Eight Real Scans, One Reviewer: Standing Up Human-in-the-Loop Validation

The model could read a scanned well-log, and on the days everything went right it read it well. What it could not do, and what no segmentation network can do, was tell a customer that the curve it had traced was correct. Somebody has to sign that, and on this project that somebody was one reviewer with eight real field scans, the operator's original logs to check against, and a question that had no good answer if we ducked it: how does a person actually validate a model's output before it becomes a file someone drills against? This is the account of how we wired that person into the first production frontend, and why the wiring mattered more than the accuracy number we kept quoting.

A demo is not a delivery

VeerNet, the network we built to digitize raster well-logs, returned a three-class mask for every scan: background, curve one, curve two, one label per pixel. The peak goodness-of-fit we could show on a well-recovered curve was real, and it was the number that opened every conversation. But a peak is one curve on one scan, and the operator was not buying a peak. They were buying eight digitized logs they could load into a petrophysical workflow without first wondering which rows the model had invented. The gap between those two things, between a metric we could quote and a delivery we could stand behind, was the whole job, and it was a human-in-the-loop job, not a modelling one.

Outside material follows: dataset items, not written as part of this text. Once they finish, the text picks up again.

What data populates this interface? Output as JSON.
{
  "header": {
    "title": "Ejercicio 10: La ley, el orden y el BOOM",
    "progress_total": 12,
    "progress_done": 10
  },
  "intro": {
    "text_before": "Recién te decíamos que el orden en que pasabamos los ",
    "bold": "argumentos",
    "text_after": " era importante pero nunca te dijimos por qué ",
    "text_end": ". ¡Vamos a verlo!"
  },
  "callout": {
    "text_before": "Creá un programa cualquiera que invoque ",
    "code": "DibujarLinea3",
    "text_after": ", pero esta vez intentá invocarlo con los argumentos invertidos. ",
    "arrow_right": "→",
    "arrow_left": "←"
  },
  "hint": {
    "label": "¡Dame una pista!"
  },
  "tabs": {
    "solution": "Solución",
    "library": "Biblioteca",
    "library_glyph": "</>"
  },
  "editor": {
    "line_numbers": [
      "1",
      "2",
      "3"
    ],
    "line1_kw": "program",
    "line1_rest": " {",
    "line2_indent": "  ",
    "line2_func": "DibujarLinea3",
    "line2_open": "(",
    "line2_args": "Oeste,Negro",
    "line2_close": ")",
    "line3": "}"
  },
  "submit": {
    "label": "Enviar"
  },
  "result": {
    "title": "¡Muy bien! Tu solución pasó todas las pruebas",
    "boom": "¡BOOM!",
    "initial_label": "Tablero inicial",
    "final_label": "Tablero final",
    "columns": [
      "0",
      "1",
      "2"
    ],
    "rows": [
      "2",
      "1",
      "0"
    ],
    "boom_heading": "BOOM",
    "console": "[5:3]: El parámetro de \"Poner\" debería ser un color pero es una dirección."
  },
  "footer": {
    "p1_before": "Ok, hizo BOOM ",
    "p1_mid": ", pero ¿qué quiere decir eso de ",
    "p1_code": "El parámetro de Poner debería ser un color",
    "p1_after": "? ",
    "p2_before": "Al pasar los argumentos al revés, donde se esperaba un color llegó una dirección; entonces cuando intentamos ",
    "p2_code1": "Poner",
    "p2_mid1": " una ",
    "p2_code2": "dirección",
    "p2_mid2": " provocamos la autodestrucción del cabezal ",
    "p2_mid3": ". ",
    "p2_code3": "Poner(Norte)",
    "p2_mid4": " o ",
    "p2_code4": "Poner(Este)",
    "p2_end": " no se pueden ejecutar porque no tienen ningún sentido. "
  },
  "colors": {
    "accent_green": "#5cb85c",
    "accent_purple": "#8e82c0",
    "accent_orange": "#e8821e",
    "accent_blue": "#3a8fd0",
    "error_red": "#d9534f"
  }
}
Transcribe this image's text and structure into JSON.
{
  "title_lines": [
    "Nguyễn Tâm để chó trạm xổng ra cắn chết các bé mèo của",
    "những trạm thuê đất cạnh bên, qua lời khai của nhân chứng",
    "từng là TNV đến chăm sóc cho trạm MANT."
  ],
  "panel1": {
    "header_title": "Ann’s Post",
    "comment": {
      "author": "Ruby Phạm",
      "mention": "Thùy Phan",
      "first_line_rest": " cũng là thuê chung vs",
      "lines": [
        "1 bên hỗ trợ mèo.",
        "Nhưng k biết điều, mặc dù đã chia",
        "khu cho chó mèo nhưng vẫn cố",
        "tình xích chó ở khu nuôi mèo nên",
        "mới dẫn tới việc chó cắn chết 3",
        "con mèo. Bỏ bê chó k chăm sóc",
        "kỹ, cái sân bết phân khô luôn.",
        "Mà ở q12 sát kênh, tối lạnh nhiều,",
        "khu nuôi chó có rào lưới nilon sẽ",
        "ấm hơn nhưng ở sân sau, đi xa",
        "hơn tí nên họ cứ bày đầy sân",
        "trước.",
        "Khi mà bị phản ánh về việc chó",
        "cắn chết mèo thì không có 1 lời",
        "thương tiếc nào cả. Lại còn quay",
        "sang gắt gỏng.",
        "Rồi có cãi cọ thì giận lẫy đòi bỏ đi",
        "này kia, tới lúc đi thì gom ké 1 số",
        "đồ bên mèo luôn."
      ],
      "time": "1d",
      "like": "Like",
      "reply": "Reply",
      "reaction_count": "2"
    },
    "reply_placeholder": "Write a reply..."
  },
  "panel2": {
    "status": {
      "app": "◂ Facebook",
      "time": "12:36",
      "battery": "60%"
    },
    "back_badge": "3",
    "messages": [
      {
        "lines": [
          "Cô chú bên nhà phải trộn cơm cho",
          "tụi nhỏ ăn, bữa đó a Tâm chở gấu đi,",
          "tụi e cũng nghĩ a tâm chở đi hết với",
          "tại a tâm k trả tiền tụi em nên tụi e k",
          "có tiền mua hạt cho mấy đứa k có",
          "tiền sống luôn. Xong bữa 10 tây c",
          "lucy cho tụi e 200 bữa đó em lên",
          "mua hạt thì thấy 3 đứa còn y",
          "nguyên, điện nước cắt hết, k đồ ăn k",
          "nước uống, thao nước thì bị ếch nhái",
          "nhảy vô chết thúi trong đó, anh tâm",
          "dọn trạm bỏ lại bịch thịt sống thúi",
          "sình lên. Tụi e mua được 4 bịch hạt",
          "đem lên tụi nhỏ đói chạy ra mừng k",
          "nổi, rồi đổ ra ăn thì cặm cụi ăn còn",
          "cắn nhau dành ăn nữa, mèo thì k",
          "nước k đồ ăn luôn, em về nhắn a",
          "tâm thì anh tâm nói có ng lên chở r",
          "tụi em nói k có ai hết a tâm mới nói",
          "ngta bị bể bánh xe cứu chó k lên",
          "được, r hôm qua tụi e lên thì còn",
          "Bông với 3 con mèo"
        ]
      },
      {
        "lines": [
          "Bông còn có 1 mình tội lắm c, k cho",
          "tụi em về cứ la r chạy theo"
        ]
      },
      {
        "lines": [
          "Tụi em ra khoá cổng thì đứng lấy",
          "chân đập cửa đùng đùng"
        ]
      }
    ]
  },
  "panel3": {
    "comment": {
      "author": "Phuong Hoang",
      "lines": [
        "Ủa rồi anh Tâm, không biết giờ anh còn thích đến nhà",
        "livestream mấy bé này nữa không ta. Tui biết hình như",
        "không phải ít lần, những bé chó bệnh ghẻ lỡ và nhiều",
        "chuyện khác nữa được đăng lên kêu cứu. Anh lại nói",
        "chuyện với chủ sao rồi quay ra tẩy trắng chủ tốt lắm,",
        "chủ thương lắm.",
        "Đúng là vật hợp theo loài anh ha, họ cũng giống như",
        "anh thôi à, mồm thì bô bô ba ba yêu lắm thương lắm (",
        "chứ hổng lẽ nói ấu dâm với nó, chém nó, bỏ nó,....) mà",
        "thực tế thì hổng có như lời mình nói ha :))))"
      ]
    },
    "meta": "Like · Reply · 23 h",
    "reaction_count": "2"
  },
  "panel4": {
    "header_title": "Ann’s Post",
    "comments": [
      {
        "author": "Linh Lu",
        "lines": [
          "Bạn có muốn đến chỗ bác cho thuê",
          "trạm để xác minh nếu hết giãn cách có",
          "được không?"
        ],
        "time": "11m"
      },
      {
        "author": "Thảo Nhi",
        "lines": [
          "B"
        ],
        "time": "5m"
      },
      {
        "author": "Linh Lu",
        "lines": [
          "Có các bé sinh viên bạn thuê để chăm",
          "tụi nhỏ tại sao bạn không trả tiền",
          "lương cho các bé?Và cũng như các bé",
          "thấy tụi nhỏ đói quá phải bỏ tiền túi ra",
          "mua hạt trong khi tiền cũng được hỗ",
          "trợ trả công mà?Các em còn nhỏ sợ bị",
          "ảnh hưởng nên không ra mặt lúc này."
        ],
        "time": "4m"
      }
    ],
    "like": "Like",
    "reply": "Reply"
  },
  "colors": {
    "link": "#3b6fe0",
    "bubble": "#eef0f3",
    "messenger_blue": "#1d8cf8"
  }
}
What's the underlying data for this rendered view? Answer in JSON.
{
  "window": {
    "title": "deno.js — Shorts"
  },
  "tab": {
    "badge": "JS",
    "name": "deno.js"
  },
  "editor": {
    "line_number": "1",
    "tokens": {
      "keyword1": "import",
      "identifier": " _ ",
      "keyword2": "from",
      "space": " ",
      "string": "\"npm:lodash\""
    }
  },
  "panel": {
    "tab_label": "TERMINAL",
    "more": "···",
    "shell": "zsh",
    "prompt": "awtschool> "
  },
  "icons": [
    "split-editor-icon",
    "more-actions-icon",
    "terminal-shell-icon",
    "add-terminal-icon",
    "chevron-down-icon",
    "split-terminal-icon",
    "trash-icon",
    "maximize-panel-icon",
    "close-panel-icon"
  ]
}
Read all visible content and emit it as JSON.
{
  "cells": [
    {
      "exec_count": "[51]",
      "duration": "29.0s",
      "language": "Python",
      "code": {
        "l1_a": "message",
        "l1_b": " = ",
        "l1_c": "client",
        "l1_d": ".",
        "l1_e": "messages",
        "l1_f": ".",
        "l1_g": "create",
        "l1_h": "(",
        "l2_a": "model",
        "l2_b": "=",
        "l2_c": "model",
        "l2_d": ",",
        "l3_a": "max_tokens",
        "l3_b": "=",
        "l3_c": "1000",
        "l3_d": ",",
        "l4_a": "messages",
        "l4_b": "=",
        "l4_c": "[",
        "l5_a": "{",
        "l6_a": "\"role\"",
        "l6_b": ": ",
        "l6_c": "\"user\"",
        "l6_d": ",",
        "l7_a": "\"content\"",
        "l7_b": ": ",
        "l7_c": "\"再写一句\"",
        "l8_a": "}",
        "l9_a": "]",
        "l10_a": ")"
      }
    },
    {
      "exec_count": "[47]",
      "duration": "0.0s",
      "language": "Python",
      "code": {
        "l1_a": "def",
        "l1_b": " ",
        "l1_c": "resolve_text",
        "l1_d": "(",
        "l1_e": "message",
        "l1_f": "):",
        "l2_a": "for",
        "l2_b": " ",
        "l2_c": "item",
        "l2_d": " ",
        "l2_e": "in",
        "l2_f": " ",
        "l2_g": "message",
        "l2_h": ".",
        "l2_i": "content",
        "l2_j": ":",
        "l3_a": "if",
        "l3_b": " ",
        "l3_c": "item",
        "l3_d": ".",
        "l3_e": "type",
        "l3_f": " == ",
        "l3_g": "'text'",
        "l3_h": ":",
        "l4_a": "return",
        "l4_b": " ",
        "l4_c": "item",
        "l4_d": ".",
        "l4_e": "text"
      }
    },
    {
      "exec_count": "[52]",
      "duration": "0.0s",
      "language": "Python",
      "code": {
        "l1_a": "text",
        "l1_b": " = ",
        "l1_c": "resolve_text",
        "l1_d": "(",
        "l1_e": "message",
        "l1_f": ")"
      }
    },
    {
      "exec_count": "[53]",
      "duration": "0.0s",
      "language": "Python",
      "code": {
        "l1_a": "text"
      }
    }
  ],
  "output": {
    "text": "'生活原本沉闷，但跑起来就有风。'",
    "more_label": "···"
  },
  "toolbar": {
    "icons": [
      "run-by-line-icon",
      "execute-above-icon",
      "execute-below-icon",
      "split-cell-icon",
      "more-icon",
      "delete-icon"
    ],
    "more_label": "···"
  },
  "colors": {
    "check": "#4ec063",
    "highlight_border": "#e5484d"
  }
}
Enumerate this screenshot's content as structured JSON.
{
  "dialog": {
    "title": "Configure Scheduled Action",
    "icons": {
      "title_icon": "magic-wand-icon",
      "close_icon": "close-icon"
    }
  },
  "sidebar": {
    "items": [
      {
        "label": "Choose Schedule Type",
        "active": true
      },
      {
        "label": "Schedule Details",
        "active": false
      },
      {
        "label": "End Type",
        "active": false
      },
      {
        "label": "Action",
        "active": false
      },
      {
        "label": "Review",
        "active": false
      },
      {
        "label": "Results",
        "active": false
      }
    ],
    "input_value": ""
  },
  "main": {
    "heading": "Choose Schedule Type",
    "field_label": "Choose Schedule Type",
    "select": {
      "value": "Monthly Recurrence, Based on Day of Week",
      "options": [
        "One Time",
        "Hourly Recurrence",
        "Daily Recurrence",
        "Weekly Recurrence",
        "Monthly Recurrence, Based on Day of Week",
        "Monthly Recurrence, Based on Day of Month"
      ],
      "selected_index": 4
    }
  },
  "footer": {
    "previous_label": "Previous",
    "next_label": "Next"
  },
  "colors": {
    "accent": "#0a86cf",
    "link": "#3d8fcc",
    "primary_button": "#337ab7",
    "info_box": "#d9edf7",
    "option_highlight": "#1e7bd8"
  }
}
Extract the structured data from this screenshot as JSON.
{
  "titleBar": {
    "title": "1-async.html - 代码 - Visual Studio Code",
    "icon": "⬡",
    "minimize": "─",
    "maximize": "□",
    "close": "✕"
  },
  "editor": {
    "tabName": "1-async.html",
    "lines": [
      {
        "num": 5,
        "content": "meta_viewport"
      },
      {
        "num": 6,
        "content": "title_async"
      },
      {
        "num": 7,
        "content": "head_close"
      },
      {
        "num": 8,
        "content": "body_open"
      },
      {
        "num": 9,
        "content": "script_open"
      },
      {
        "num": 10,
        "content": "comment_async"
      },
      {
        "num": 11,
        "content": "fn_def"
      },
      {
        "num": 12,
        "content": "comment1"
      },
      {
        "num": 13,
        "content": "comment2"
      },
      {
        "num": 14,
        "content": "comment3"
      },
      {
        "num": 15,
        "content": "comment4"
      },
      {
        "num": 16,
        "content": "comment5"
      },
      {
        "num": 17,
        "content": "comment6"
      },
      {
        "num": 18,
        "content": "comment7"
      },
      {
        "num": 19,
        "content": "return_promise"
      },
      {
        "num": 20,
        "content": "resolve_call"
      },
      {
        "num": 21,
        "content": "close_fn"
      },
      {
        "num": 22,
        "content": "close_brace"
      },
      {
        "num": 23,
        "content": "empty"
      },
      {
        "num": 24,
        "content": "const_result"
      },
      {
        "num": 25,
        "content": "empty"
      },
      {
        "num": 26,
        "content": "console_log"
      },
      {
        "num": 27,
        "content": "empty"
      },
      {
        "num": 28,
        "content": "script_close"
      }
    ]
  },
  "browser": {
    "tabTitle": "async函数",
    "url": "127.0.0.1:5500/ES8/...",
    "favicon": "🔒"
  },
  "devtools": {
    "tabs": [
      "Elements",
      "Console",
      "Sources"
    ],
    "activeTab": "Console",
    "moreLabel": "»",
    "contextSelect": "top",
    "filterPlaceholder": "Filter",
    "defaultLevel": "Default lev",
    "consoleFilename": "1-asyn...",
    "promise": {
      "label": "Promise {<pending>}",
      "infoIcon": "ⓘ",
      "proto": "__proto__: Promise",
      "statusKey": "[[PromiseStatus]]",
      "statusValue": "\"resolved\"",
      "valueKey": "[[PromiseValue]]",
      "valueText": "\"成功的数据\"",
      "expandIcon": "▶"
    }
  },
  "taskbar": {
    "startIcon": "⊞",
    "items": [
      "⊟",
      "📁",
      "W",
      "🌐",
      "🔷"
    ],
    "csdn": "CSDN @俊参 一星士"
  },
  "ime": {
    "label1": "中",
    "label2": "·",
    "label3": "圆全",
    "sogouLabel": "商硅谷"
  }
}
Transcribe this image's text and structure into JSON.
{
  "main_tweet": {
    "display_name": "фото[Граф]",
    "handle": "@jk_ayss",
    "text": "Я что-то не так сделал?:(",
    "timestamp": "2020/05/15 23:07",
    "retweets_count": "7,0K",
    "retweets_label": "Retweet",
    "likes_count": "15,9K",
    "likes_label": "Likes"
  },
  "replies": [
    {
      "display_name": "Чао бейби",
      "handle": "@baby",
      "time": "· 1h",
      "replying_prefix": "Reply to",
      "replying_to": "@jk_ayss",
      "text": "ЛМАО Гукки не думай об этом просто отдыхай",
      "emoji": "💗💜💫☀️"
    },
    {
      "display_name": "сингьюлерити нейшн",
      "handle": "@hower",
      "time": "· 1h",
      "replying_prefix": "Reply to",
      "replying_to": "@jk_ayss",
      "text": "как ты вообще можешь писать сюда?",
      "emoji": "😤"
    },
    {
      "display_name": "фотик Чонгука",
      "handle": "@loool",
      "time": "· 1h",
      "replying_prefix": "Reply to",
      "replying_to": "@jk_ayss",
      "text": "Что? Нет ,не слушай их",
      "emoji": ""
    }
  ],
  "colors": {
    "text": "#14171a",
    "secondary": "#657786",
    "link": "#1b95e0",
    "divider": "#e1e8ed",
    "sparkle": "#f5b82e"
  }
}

So we held a small line internally that turned out to matter for the rest of the engagement. No CSV would leave the building unread. Every one of the eight scans would be put in front of the reviewer, overlaid on the model's prediction, checked against the operator's own log, corrected where it was wrong, and signed off where it was right. That is an obvious-sounding rule until you try to honour it for a model whose two curve masks were not very good, and then it becomes the design problem.

The constraint that set the design

The honest picture of the model is the one we had to design around. Per region, the recall told the story plainly. The background mask recalled at 0.97, which is to say the model almost never missed the empty page. The two curve masks recalled at 0.37 and 0.32, which is to say the model found roughly a third of the curve pixels it should have found and left the rest for someone to notice ^[3]. If the reviewer treated every region the same, opening each one, comparing it pixel by pixel, and correcting it, the eight scans would have been a long, undifferentiated grind, and the part of the grind that mattered, the faint curves, would have been buried under the part that did not, the background the model already had right.

The goal we set was therefore not to make the reviewer faster in general. It was to spend the reviewer's attention where the model was weak and to stop spending it where the model was strong ^[1]. A region the model was confident about, and right about, should flow through without a person ever opening it. A region the model was unsure about should land in a queue, flagged, with the overlay ready and the operator log beside it. The reviewer should see the doubtful curves first and the settled background never. That is a routing problem, and recall was the signal we already had to route on.

Wiring the reviewer in

What we built was a confidence-sorted validation queue inside the first production frontend, and the sorting key was the model's own per-region recall used as a confidence proxy ^[2]. The frontend took each of the eight scans, split its prediction into the three regions, and asked one question of each: does this region clear the confidence bar? If it did, the region was auto-accepted and never reached the reviewer's worklist. If it did not, the region dropped into the reviewer queue, rendered as an overlay on the scan with the operator's log alongside, so the correction was a matter of dragging the trace back onto the ink rather than reconstructing it from nothing.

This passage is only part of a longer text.